Dear SOLutionists,
below is what I wrote in my workshop proposal, about my intention of it.
Attached is my handout. It repeats the invitation to see the workshop not only as an end, but rather a beginning, and a means towards an end: to continue to share ideas about how "traditional", or "classical" management tools, jargon, and practices can smoothly be merged and linked to SF toos, jargon, and practices.
So if you come across, or invent yourself some links / connexions / translations between classic and SF management, let me (and the SF community) know. Some space was already reserved for your idea(s) on the handout!
Any comments and extensions are welcome!
My e-address is: doc.ks@web.de
Thanks in advance!
"Metaphors be with you!", or so they say ...
(but was that in classic management? ;-)
Klaus
Workshop Intention (as described in the proposal abstract):
Clients from management contexts don’t look for some strange “solution focused (’SF’) methodology”, but rather for “solutions” for their perceived “problems”! And they buy those from external consultants, SF or otherwise, only if their own tool box doesn’t already provide them with what they’re looking for. You may dislike that and wish for it to "go to hell" - or welcome the "heavenly" opportunity. Either way, for a consultant insterested in offering the benefits of SF to a management clientele it is probably a prerequisite to be familiar with traditional management tools and “jargon”, and to know how “classical SF”-tools can be renamed, or modified where necessary, to fit to the background as well as to the perceived needs of his customers-to-be. Sometimes SF is best applied when it is not called SF …

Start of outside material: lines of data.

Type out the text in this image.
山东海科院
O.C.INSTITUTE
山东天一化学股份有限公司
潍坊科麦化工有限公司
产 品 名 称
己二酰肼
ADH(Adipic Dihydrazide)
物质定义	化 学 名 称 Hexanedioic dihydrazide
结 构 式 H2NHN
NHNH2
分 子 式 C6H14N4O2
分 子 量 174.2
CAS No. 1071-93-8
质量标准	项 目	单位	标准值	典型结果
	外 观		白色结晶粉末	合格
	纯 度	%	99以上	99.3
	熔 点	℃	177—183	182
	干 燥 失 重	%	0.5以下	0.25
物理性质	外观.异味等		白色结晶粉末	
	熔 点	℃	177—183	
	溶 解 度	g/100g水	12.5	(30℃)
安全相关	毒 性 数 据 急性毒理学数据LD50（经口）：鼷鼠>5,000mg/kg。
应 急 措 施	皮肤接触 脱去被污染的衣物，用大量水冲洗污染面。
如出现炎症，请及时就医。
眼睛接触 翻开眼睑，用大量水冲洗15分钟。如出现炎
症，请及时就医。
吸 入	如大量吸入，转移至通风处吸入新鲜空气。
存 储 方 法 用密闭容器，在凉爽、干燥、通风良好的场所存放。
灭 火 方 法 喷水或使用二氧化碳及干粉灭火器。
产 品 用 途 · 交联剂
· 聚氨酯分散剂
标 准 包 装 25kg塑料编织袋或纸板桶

Typical management tools comprise methods called “SWOT”, “Boston-Consulting-Portfolio” or “McKinsey-Matrix”, “PDSA-cycle” or “FMEA”, “fishbone” or “scatter diagram”, “360° feedback” or “risk analysis”, to name but a few. They are applied to analyze competitive environments, strenghts, weaknesses, strategic options, to identify sources of defects, manage quality or employees, break down complicated networks into manageable smaller bits and pieces, define responsabilities and sometimes scapegoats.
For many, if not all, of these applications, SF-related tools do exist already or could be invented easily. To map company skills to market needs (SWOT) the “solution matrix” from CORFU can be applied. A management heuristics like the PDCA-cycle can be SF’d with Bergmann’s “Solution Cycle”, Michael Hjerth’s “PLUS” or Coert Visser’s “POWERS”. The “fishbone” mutates into a “wishbone” and the “FMEA” into “SMEA” (success modes and effects analysis). Toyota’s “5-why” converts into a more future-oriented “5-what-for” - or culminates in the good old miracle question. Project “milestones” are reflected in “steps of the scale” and the search for scapegoats “deteriorates” into Ben Furman’s “positive paranoia” …
The workshop is supposed to collect (or modify, or invent, or …?) more tools from both worlds, and brief descriptions of how they work and what they can be useful for. One outcome might be an expanded list matching the tools in pairs, for easy comparison as well as for “translating” them from one jargon into the other. That list could be published in the conference proceedings or on the SOLworld-website for others to utilize whatever benefit it might offer. By this, the workshop would provide additional connections even to those who couldn’t participate!